Kids want more female superheroes, new study finds
BBC America and the Women’s Media Center have released a new study showing that girls want more female characters in film and television.
By surveying a wide range of children between the ages of five and 19, the study found that every demographic group expressed a desire for more female leads in the sci-fi and superhero genres. The survey was administered last summer to 2,431 girls and boys as well as parents of children between five and nine years old.
“At this time of enormous, sweeping social change, it’s important that television and film provide an abundance of roles and role models for diverse girls and young women,” said Women’s Media Center president Julie Burton. “We know that representation matters, as evidenced by this report. Our research found that female sci-fi and superhero characters help bridge the confidence gap for girls, making them feel strong, brave, confident, inspired, positive and motivated.”
Other findings include a 23 point gender gap between teenage boys and girls with regards to interest in STEM careers and a one in three response from teenage girls that they have fewer opportunities than boys to be leaders. Additionally, teenage girls are less likely than teenage boys to describe themselves as confident, brave and heard.

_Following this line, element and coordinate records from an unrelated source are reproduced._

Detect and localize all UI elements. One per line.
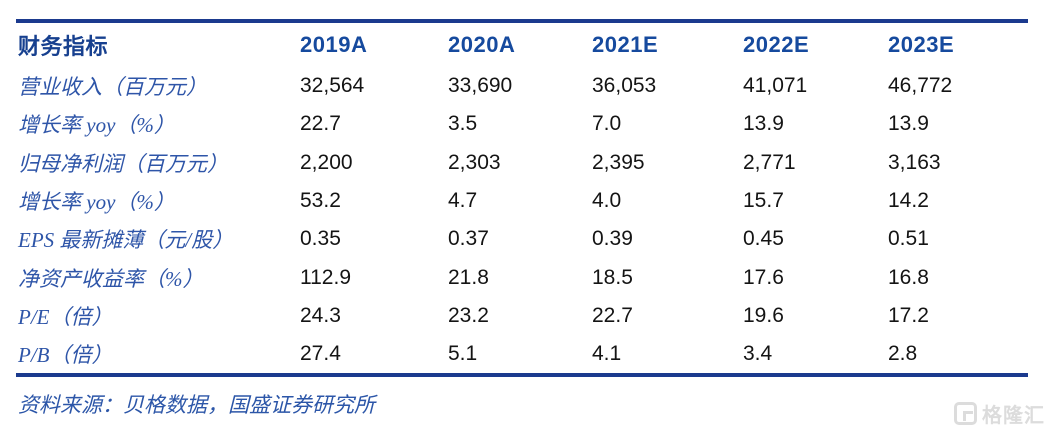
metric-label: 增长率 yoy（%） bbox=[18, 190, 175, 215]
metric-value: 21.8 bbox=[448, 265, 489, 289]
table-row-revenue: 营业收入（百万元） 32,564 33,690 36,053 41,071 46… bbox=[16, 67, 1028, 105]
metric-value: 3.4 bbox=[743, 342, 773, 366]
metric-label: P/E（倍） bbox=[18, 304, 113, 329]
metric-value: 24.3 bbox=[300, 303, 341, 327]
metric-value: 2,771 bbox=[743, 150, 796, 174]
metric-value: 13.9 bbox=[888, 112, 929, 136]
table-header-row: 财务指标 2019A 2020A 2021E 2022E 2023E bbox=[16, 23, 1028, 67]
metric-value: 23.2 bbox=[448, 303, 489, 327]
header-metric-name: 财务指标 bbox=[18, 34, 109, 59]
gelonghui-brand-text: 格隆汇 bbox=[982, 405, 1045, 427]
metric-value: 22.7 bbox=[300, 112, 341, 136]
metric-value: 5.1 bbox=[448, 342, 478, 366]
metric-value: 32,564 bbox=[300, 74, 365, 98]
metric-value: 18.5 bbox=[592, 265, 633, 289]
metric-value: 112.9 bbox=[300, 265, 351, 289]
financial-metrics-table: 财务指标 2019A 2020A 2021E 2022E 2023E 营业收入（… bbox=[16, 19, 1028, 378]
metric-value: 4.0 bbox=[592, 189, 622, 213]
metric-value: 53.2 bbox=[300, 189, 341, 213]
metric-value: 17.2 bbox=[888, 303, 929, 327]
header-2019a: 2019A bbox=[300, 32, 368, 57]
metric-label: 营业收入（百万元） bbox=[18, 75, 207, 100]
metric-label: P/B（倍） bbox=[18, 343, 113, 368]
metric-value: 2,303 bbox=[448, 150, 501, 174]
metric-value: 4.1 bbox=[592, 342, 622, 366]
metric-value: 27.4 bbox=[300, 342, 341, 366]
table-row-revenue-growth: 增长率 yoy（%） 22.7 3.5 7.0 13.9 13.9 bbox=[16, 105, 1028, 143]
metric-value: 0.51 bbox=[888, 227, 929, 251]
data-source-note: 资料来源：贝格数据，国盛证券研究所 bbox=[18, 393, 375, 417]
metric-label: 增长率 yoy（%） bbox=[18, 113, 175, 138]
metric-value: 36,053 bbox=[592, 74, 657, 98]
metric-value: 16.8 bbox=[888, 265, 929, 289]
metric-value: 3.5 bbox=[448, 112, 478, 136]
metric-value: 19.6 bbox=[743, 303, 784, 327]
table-row-pe: P/E（倍） 24.3 23.2 22.7 19.6 17.2 bbox=[16, 297, 1028, 335]
metric-value: 0.39 bbox=[592, 227, 633, 251]
metric-value: 22.7 bbox=[592, 303, 633, 327]
header-2022e: 2022E bbox=[743, 32, 810, 57]
metric-value: 2,395 bbox=[592, 150, 645, 174]
metric-value: 3,163 bbox=[888, 150, 941, 174]
metric-value: 7.0 bbox=[592, 112, 622, 136]
metric-value: 13.9 bbox=[743, 112, 784, 136]
table-row-eps: EPS 最新摊薄（元/股） 0.35 0.37 0.39 0.45 0.51 bbox=[16, 220, 1028, 258]
metric-value: 0.45 bbox=[743, 227, 784, 251]
table-row-profit-growth: 增长率 yoy（%） 53.2 4.7 4.0 15.7 14.2 bbox=[16, 182, 1028, 220]
metric-value: 14.2 bbox=[888, 189, 929, 213]
metric-value: 2.8 bbox=[888, 342, 918, 366]
metric-value: 0.37 bbox=[448, 227, 489, 251]
gelonghui-watermark: 格隆汇 bbox=[954, 399, 1045, 428]
header-2023e: 2023E bbox=[888, 32, 955, 57]
metric-value: 33,690 bbox=[448, 74, 513, 98]
metric-value: 4.7 bbox=[448, 189, 478, 213]
metric-value: 17.6 bbox=[743, 265, 784, 289]
metric-value: 46,772 bbox=[888, 74, 953, 98]
metric-value: 41,071 bbox=[743, 74, 808, 98]
metric-label: 净资产收益率（%） bbox=[18, 266, 204, 291]
metric-value: 2,200 bbox=[300, 150, 353, 174]
metric-label: 归母净利润（百万元） bbox=[18, 151, 228, 176]
metric-label: EPS 最新摊薄（元/股） bbox=[18, 228, 234, 253]
table-row-roe: 净资产收益率（%） 112.9 21.8 18.5 17.6 16.8 bbox=[16, 258, 1028, 296]
metric-value: 15.7 bbox=[743, 189, 784, 213]
table-row-net-profit: 归母净利润（百万元） 2,200 2,303 2,395 2,771 3,163 bbox=[16, 144, 1028, 182]
metric-value: 0.35 bbox=[300, 227, 341, 251]
table-row-pb: P/B（倍） 27.4 5.1 4.1 3.4 2.8 bbox=[16, 335, 1028, 373]
gelonghui-logo-icon bbox=[954, 402, 977, 425]
header-2020a: 2020A bbox=[448, 32, 516, 57]
header-2021e: 2021E bbox=[592, 32, 659, 57]
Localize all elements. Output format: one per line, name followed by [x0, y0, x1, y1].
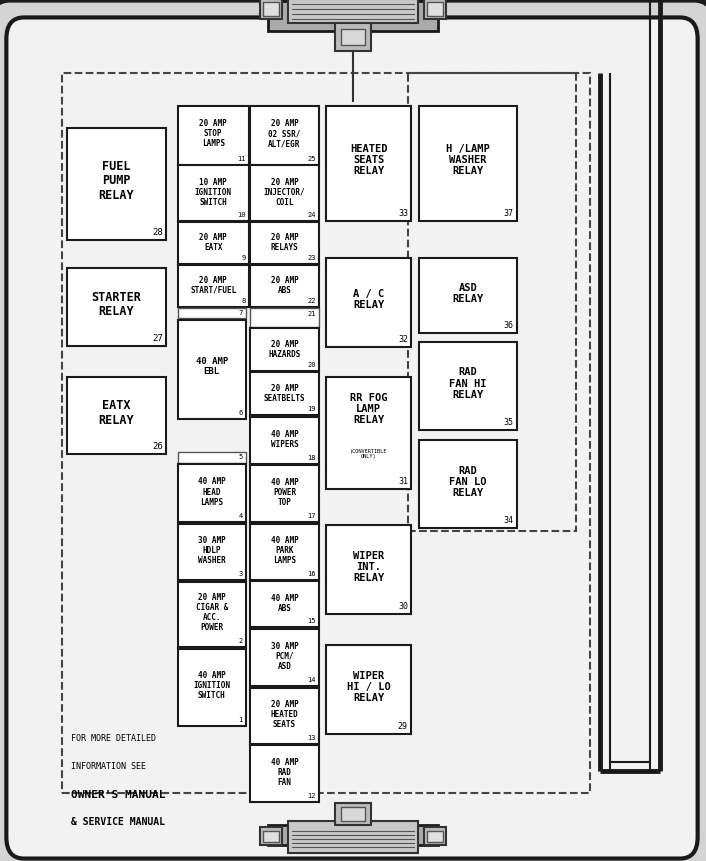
Text: 3: 3 [239, 570, 243, 576]
Bar [178, 465, 246, 523]
Text: 15: 15 [308, 617, 316, 623]
Text: 40 AMP
WIPERS: 40 AMP WIPERS [270, 430, 299, 449]
Text: 11: 11 [237, 155, 246, 161]
Bar [335, 24, 371, 52]
Bar [178, 107, 249, 165]
Bar [178, 524, 246, 580]
FancyBboxPatch shape [6, 18, 698, 858]
Bar [288, 821, 418, 853]
FancyBboxPatch shape [8, 24, 696, 853]
Bar [408, 74, 576, 531]
Text: 10: 10 [237, 212, 246, 218]
Text: 23: 23 [308, 254, 316, 260]
Text: 40 AMP
POWER
TOP: 40 AMP POWER TOP [270, 477, 299, 506]
Bar [250, 107, 319, 165]
Text: RAD
FAN HI
RELAY: RAD FAN HI RELAY [449, 367, 487, 400]
Text: 14: 14 [308, 676, 316, 682]
Text: 20 AMP
HEATED
SEATS: 20 AMP HEATED SEATS [270, 699, 299, 728]
Bar [250, 418, 319, 464]
Text: 9: 9 [241, 254, 246, 260]
Bar [263, 831, 279, 842]
Text: 20 AMP
RELAYS: 20 AMP RELAYS [270, 232, 299, 251]
Bar [178, 453, 246, 463]
Text: A / C
RELAY: A / C RELAY [353, 289, 384, 310]
Bar [424, 827, 446, 845]
Text: 31: 31 [398, 476, 408, 485]
Bar [427, 831, 443, 842]
Bar [326, 645, 411, 734]
Bar [67, 269, 166, 346]
Text: EATX
RELAY: EATX RELAY [99, 399, 134, 426]
Bar [250, 746, 319, 802]
Bar [427, 3, 443, 17]
Bar [326, 107, 411, 222]
Bar [178, 166, 249, 222]
Text: 40 AMP
PARK
LAMPS: 40 AMP PARK LAMPS [270, 536, 299, 565]
Bar [250, 223, 319, 264]
Text: 20 AMP
CIGAR &
ACC.
POWER: 20 AMP CIGAR & ACC. POWER [196, 592, 228, 632]
Text: & SERVICE MANUAL: & SERVICE MANUAL [71, 816, 164, 827]
Bar [250, 524, 319, 580]
Text: 12: 12 [308, 791, 316, 797]
Bar [341, 30, 365, 46]
Text: 35: 35 [504, 418, 514, 426]
Text: 40 AMP
ABS: 40 AMP ABS [270, 593, 299, 612]
Text: 34: 34 [504, 516, 514, 524]
Text: OWNER'S MANUAL: OWNER'S MANUAL [71, 789, 165, 799]
Text: 29: 29 [398, 722, 408, 730]
Bar [326, 377, 411, 489]
Bar [419, 258, 517, 334]
Bar [335, 803, 371, 825]
Bar [260, 827, 282, 845]
Text: 40 AMP
RAD
FAN: 40 AMP RAD FAN [270, 757, 299, 786]
Bar [419, 441, 517, 529]
Bar [419, 107, 517, 222]
Text: 25: 25 [308, 155, 316, 161]
Bar [326, 258, 411, 348]
Text: 21: 21 [308, 310, 316, 316]
Text: 28: 28 [152, 228, 163, 237]
Bar [178, 308, 246, 319]
Text: 20 AMP
EATX: 20 AMP EATX [199, 232, 227, 251]
Bar [250, 373, 319, 416]
Text: 30: 30 [398, 602, 408, 610]
Bar [178, 649, 246, 726]
Text: 20 AMP
SEATBELTS: 20 AMP SEATBELTS [264, 383, 305, 402]
Bar [250, 329, 319, 372]
Bar [250, 308, 319, 327]
Text: 1: 1 [239, 715, 243, 722]
Text: 27: 27 [152, 333, 163, 342]
Text: 2: 2 [239, 637, 243, 643]
Bar [67, 129, 166, 241]
Bar [419, 343, 517, 430]
Bar [250, 166, 319, 222]
Bar [250, 688, 319, 744]
Bar [178, 223, 249, 264]
Bar [260, 0, 282, 20]
Text: 22: 22 [308, 297, 316, 303]
Text: 32: 32 [398, 335, 408, 344]
Bar [67, 377, 166, 455]
Text: WIPER
HI / LO
RELAY: WIPER HI / LO RELAY [347, 670, 390, 703]
Text: 33: 33 [398, 209, 408, 218]
Text: RR FOG
LAMP
RELAY: RR FOG LAMP RELAY [349, 393, 388, 424]
Text: 37: 37 [504, 209, 514, 218]
Text: 20 AMP
START/FUEL: 20 AMP START/FUEL [190, 276, 237, 294]
Bar [178, 582, 246, 647]
Text: 30 AMP
HDLP
WASHER: 30 AMP HDLP WASHER [198, 536, 226, 565]
Text: INFORMATION SEE: INFORMATION SEE [71, 761, 145, 770]
Text: 40 AMP
IGNITION
SWITCH: 40 AMP IGNITION SWITCH [193, 670, 230, 699]
Bar [326, 525, 411, 615]
Text: STARTER
RELAY: STARTER RELAY [92, 290, 141, 318]
Text: ASD
RELAY: ASD RELAY [453, 282, 484, 304]
Bar [62, 74, 590, 793]
Bar [250, 581, 319, 628]
Text: 20: 20 [308, 362, 316, 368]
Text: 8: 8 [241, 297, 246, 303]
Text: 20 AMP
HAZARDS: 20 AMP HAZARDS [268, 339, 301, 358]
Bar [424, 0, 446, 20]
Bar [341, 807, 365, 821]
Bar [250, 629, 319, 686]
Text: 7: 7 [239, 309, 243, 315]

The study was launched as a part of BBC America’s “Galaxy of Women” Initiative, which seeks to highlight successful women across the network while also connecting fans with more powerful female characters.
“If you can’t see her, you can’t be her,” said BBC America president Sarah Barnett. “It’s time to expand what gets seen, and we hope this report will contribute to sparking change in the stories we see on screen. With greater representation of female heroes in the sci-fi and superhero genre, we can help superpower the next generation of women.”